Ainsi, au travers des ruines
accumulées par les siècles, court la
source ou les hommes boivent l'espérance et
la certitude. Aux désordres et aux obstacles
de la nature. les hommes ajoutent des
désastres qui multiplient encore les
obstructions. Mais le miséricordieux dessein
de Dieu, qui voit notre âme concentrer et
intensifier les forces du mal, fait aussi, de cette
âme, le réceptacle et le canal de
l'esprit de vie. L'homme est mauvais, mais Dieu
l'incite à chercher la
justice ; il est égoïste, il aspire au
saint amour ; il marche à la mort, il
rêve aux horizons éternels. C'est
pourquoi, devant le Christ, tôt ou tard il
s'arrête, et veut déchiffrer sur cette
face sanglante et glorieuse, le secret de la vie.

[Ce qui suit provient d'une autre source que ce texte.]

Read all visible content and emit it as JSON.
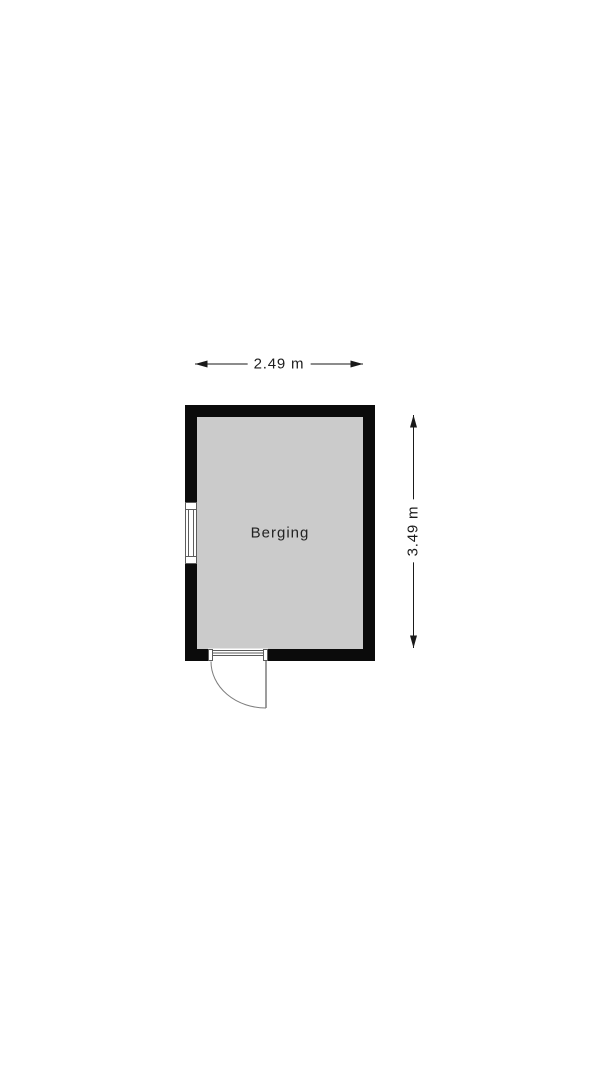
{
  "floorplan": {
    "room_label": "Berging",
    "width_dimension": "2.49 m",
    "height_dimension": "3.49 m",
    "fixtures": {
      "window": "window-left-wall",
      "door": "hinged-door-bottom-wall-swing-outward"
    }
  },
  "colors": {
    "background": "#ffffff",
    "wall": "#0b0b0b",
    "floor": "#cbcbcb",
    "dimension": "#1a1a1a",
    "fixture_fill": "#ffffff",
    "fixture_stroke": "#5c5c5c",
    "door_arc": "#7d7d7d",
    "room_text": "#222222"
  }
}
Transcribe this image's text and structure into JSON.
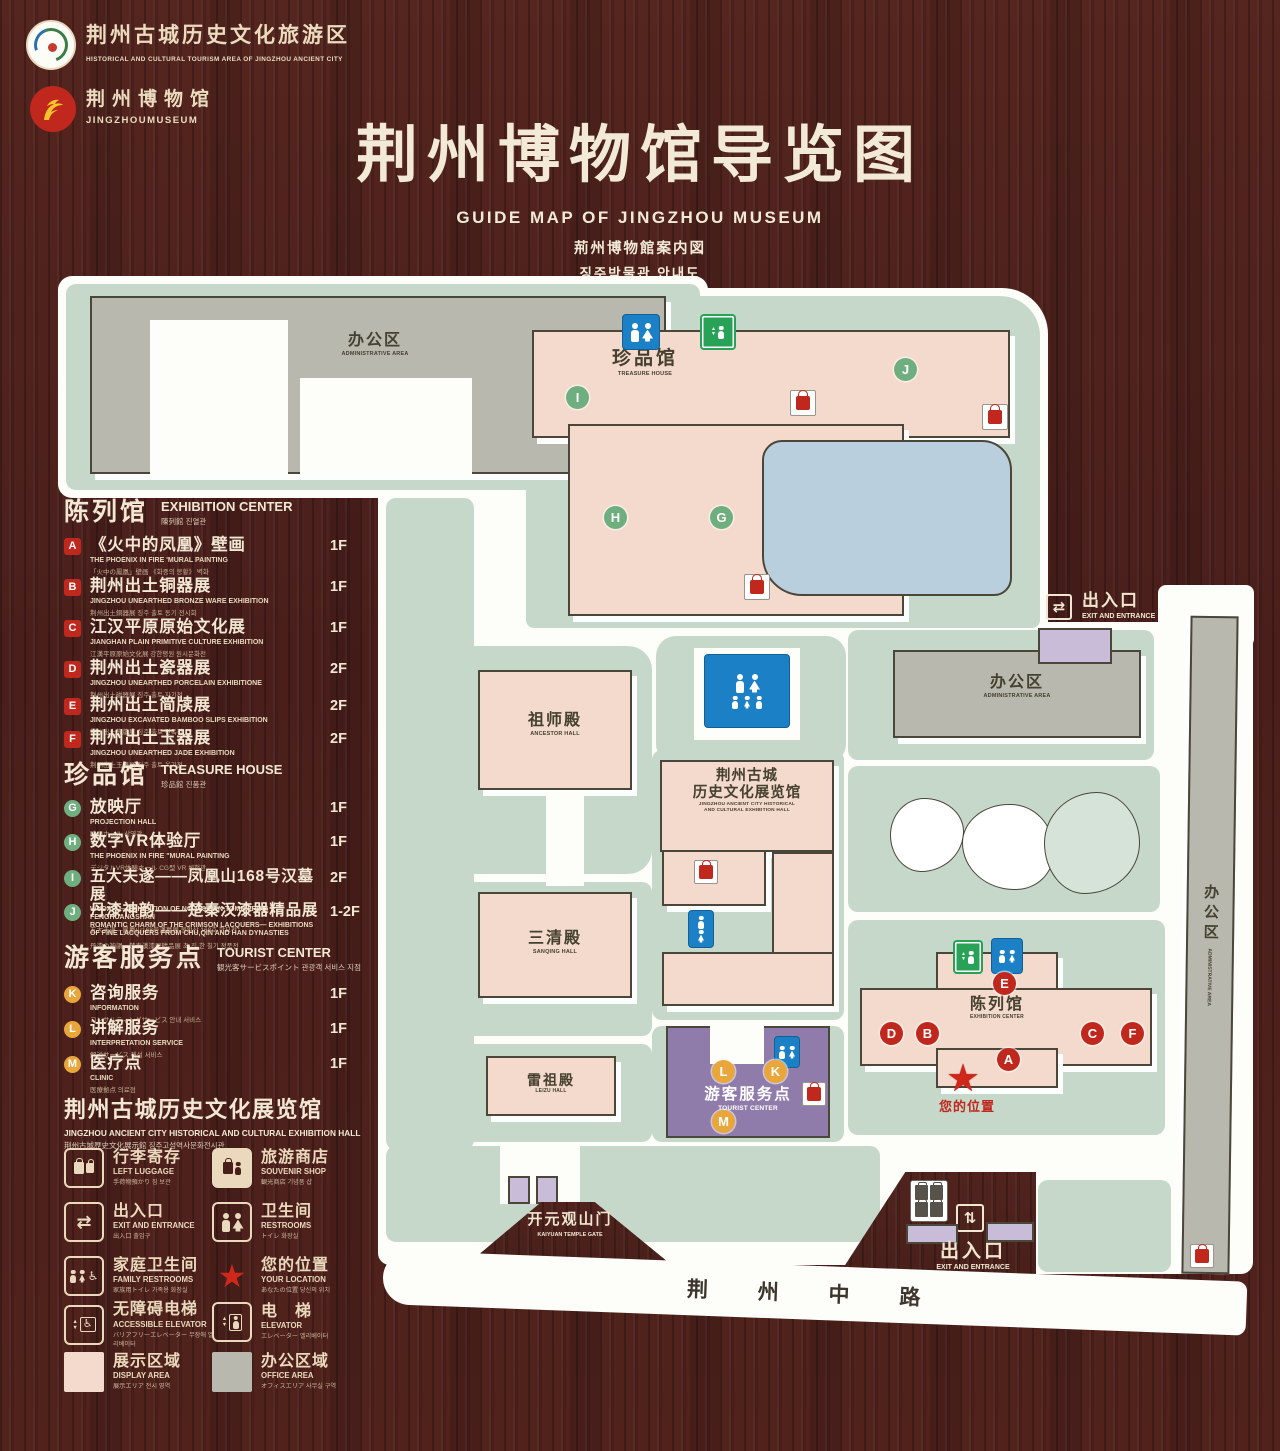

Dès lors, il aperçoit les raisons de
ses avances, de ses fluctuations, de ses
enthousiasmes passagers, de son
impiété renaissante, et il les laisse
à leur juste place. Il a perçu le
courant, tantôt caché, tantôt
découvert et victorieux, où Dieu
invite l'homme pécheur à goûter
les bienfaits de la grâce.
Péché et Grâce,
réalités profondes, données
fondamentales du drame de l'existence... «
Là où le péché a
abondé, la grâce a surabondé.
» « Grâces soient rendues à
Dieu par Jésus-Christ notre Seigneur! »
Des ailes ! Des ailes ! soupire l'âme dans
sa nostalgie du ciel immense et des profondeurs de
l'espace. Et pourtant, cet Espace, nous le
parcourons à chaque seconde ; nous y
tombons, comme la terre, avec une rapidité
folle. Et nous n'y pensons pas, parce que le tout
serait de le remplir.
Il en est de même du Temps, source
d'espérance et bientôt de poignante
détresse. Durer! Mais nous nous
déplaçons sur le fleuve. Nous ne saisissons que
l'insaisissable
Présent qui vient d'arriver et
s'éloigne à jamais! Ce qu'il
faudrait, c'est l'envahir, ce Temps, le remplir, et
par conséquent, le stabiliser,
l'immobiliser.
Nos courses rapides et
trépidantes sont de pauvres symboles, par
quoi nous trompons les impatiences de l'esprit. Car
cet esprit croit à la relativité du
Temps et à celle de l'Espace, et à
leur défaite, pour peu qu'il laisse se
déployer les ailes de l'espérance
qu'il porte en lui.
Voici, de la table où
j'écris, je parcours des distances et des
distances ; je visite les villes et les campagnes ;
je revois les nobles Paysages, les ciels somptueux.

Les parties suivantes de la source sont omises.